2017: Centenaire du Parc National du Denali (Alaska) // 100th anniversary of Denali National Park (Alaska)

L’année 2016 a marqué le 100ème anniversaire de la création du service des parcs nationaux aux États-Unis, avec des millions de visiteurs venus participer à des festivités. En cette année 2017, l’Alaska célèbre un autre anniversaire, celui du Denali National Park and Preserve qui a eu 100 ans au mois de février. Moins connu parce que plus loin que Yellowstone, par exemple, le Parc National du Denali est l’une de mes destinations préférées aux États-Unis, bien que les montagnes qui s’y trouvent ne soient pas des volcans.

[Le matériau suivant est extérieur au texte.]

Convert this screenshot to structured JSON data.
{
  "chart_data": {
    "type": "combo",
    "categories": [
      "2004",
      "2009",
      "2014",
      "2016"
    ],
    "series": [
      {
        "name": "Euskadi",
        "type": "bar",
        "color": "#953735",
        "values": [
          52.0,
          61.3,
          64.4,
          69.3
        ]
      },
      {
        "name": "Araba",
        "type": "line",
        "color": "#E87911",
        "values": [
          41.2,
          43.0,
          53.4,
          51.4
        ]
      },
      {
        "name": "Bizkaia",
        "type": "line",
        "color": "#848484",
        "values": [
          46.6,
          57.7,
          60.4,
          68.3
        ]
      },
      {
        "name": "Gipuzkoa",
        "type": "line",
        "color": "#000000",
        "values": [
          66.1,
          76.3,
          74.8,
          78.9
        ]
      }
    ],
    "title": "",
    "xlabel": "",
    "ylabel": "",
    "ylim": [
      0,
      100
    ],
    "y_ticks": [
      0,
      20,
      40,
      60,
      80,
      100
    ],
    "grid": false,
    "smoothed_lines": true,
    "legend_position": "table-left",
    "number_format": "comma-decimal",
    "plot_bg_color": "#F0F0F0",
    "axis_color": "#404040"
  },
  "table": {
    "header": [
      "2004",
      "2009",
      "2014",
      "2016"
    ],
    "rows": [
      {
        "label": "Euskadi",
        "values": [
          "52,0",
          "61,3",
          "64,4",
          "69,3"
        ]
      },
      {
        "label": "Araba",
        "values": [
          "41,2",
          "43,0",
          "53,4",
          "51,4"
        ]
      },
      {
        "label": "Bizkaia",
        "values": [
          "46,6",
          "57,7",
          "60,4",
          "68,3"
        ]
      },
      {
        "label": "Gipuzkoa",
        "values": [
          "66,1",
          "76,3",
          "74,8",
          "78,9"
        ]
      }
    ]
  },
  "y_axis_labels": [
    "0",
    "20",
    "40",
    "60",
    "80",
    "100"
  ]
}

Le Denali – « celui qui est haut », en langue athapascane – porte ce nom depuis 2015, suite à la décision du Président Obama d’abandonner l’ancienne appellation McKinley. Il avait fasciné en 1908 le conservationniste Charles Sheldon qui avait décidé de plaider la cause de ce «Yellowstone de l’Alaska». D’une superficies de 23 310 kilomètres carrés et reconnu pour sa splendeur sauvage quand le président Woodrow Wilson l’a élevé au rang de Park National en 1917, le territoire du Mont McKinley avait déjà attiré des milliers de personnes désireuses de pénétrer dans un lieu protégé, loin de l’influence humaine. Il symbolisait la faune, les montagnes, et la nature sauvage, contrairement à certains autres parcs populaires situés dans des parties plus accessibles des États-Unis.
Il est vrai que le Parc National du Denali est l’un des endroits les plus accessibles avec son entrée principale le long de la Parks Highway. On trouve tout autour de nombreux terrains de camping et des possibilités d’hébergement. 599 822 personnes ont visité le Parc du Denali en 2016 (j’étais parmi elles!), soit environ 10 000 de plus que l’année précédente et une forte augmentation par rapport aux 388 433 en 2012.
Le Parc est réputé pour sa faune, et les visiteurs espèrent voir le plus grand nombre possible d’espèces animales avant de repartir. Comme en Afrique, la plupart viennent voir les «Big Five» : élan, mouton de Dall, loup, caribou et grizzly. La plupart des animaux sauvages qui vivent dans le parc disposent de 23 000 km2 et ne sont pas dérangés par les humains.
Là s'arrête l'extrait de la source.